In this age of technology we have weaned ourselves from the basic knowledge of sea safety. Unbelievable as it might seem, Doryman once rescued a mega-yacht who's motor had quit without an anchor aboard. Headed for certain disaster, out of control in a hard running current, the skipper hardly seemed aware that anchoring was an option...
So, here's Doryman's list of essential safety equipment:

+ An anchor, ready to deploy, with at least 200 feet of anchor rode in good condition.

+ Crew overboard equipment, including safety lines and harnesses, PFD's (wear them!), throwable flotation (with line attached, ready to deploy!) and a usable dinghy.

+ Carry spare fuel, stowed safe and secured. A light tool kit, including rigging knife(s) might save an emergency call for the simple expediency of a clogged fuel line, or a fouled prop.

+ Smoke alarms and fire extinguishers (charged and operable!!)

+ Bilge pump: While electric bilge pumps are all the rage, Doryman still advocates a mounted, high volume hand pump. Mistral has such a pump with a long hose attached that will reach anywhere in the bilge. And a bucket! There is no better bilge pump than a mariner on adrenalin!

+ First aid kit. Keep your kit current and up to date. If you use supplies from the kit, replace them right away. Band aids and sun screen are the first to go.

+ Adequate clothing and blankets (plus spares) to ward off hypothermia.

Of course you need emergency locators, flares, and flags as required by the Coast Guard, but there is no substitute for being prepared to handle an emergency on your own. The PAN or MAYDAY radio call is the last resort that all good sailors dread.

All the equipment in the world will not save you, if you do not know how to use it. Practice kedging out an anchor. Try a real life man overboard drill. Learn how to maneuver your boat in close quarters without a motor (carry oars or paddles). Deploy the anchor, not just to learn how, but to insure that all lines and chain run free.

Maintain your boat for safety. Check for warn or corroded parts, spilled fuel and other hidden hazards, at the dock, on a regular basis.

Know the limits of yourself, your vessel and your crew. Anticipate building weather and act prudently. Capricious weather can and will challenge the most experienced sailor.

Be wary of the lee shore. This may be the oldest of safety measures for the seasoned sailor. There is no substitute in an emergency than adequate sea room.

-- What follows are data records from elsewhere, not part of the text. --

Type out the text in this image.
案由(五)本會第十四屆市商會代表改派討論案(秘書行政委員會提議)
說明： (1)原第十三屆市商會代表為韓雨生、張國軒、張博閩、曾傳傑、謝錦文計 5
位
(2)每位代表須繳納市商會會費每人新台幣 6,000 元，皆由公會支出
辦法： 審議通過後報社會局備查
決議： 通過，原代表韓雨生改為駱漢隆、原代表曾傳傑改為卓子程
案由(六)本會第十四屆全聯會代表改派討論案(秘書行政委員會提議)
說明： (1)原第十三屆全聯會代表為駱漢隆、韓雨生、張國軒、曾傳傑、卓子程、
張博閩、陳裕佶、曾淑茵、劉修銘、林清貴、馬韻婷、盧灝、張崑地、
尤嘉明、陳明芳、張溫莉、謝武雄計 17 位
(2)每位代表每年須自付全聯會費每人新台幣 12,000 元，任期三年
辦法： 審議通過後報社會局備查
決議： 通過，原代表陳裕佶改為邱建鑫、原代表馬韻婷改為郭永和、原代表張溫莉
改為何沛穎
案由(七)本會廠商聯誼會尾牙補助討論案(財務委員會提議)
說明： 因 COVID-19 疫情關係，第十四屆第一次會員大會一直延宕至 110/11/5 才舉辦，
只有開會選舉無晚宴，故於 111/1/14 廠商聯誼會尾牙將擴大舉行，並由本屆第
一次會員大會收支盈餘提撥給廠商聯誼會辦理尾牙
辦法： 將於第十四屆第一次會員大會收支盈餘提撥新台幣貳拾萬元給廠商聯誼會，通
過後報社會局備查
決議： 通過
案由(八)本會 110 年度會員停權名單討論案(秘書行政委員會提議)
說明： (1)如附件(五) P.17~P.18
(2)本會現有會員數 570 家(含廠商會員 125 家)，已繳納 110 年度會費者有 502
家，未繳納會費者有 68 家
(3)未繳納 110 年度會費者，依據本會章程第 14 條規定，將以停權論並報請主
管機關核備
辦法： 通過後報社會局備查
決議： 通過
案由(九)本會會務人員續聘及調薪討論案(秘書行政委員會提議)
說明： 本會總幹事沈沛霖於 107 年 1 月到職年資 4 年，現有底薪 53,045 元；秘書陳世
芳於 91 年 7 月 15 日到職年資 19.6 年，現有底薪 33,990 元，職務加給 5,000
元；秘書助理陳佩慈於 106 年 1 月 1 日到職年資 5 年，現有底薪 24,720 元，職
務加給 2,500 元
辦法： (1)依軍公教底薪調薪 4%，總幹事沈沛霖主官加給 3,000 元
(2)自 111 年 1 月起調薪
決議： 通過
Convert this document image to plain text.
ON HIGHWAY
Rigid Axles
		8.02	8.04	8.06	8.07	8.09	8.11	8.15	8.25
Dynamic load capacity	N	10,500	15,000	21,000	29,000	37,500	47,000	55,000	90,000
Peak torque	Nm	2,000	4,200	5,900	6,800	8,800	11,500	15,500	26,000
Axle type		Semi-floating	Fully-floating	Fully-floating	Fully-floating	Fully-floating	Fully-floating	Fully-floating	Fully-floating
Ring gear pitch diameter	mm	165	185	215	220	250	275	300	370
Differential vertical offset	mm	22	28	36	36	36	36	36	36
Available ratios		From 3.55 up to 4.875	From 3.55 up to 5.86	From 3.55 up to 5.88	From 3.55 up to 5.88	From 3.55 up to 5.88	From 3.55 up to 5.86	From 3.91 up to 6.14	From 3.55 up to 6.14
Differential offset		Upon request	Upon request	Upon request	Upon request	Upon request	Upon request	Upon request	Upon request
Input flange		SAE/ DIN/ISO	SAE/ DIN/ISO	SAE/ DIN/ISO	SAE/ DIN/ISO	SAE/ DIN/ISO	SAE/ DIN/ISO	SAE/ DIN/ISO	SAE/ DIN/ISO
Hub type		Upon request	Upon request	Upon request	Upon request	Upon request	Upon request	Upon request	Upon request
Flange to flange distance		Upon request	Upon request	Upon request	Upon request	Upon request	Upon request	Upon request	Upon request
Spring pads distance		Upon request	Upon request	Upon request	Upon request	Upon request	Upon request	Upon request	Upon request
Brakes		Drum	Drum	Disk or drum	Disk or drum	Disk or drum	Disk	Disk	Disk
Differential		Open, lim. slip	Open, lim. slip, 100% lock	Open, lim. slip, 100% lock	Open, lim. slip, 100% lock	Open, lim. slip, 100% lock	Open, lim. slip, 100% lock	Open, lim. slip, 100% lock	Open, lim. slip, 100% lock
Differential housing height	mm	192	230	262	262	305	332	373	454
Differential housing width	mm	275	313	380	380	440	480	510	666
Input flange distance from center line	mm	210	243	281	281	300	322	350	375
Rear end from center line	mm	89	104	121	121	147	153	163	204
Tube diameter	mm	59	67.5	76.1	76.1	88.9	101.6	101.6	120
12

Know where you are and where you're going. Be aware of winds and tides. When conditions change and visibility drops to zero, it's too late to begin navigating.

Have a back up plan. Struggling to meet an impossible goal may sap all physical strength, a sure invitation to hypothermia, the sailor's worst enemy.

Always be prepared for the worst, to get the most from your sailing experience.

Participate in a safety program:
US SAILING has a continuing commitment to safety programs. The Safety-at-Sea Committee, operating under the aegis of the Offshore Committee, has been a central element in the pursuit of basic research, development into specific guidance for construction of yachts, and derivation of improved techniques for safety.

I may be preaching to the choir here... Happy sailing to all!!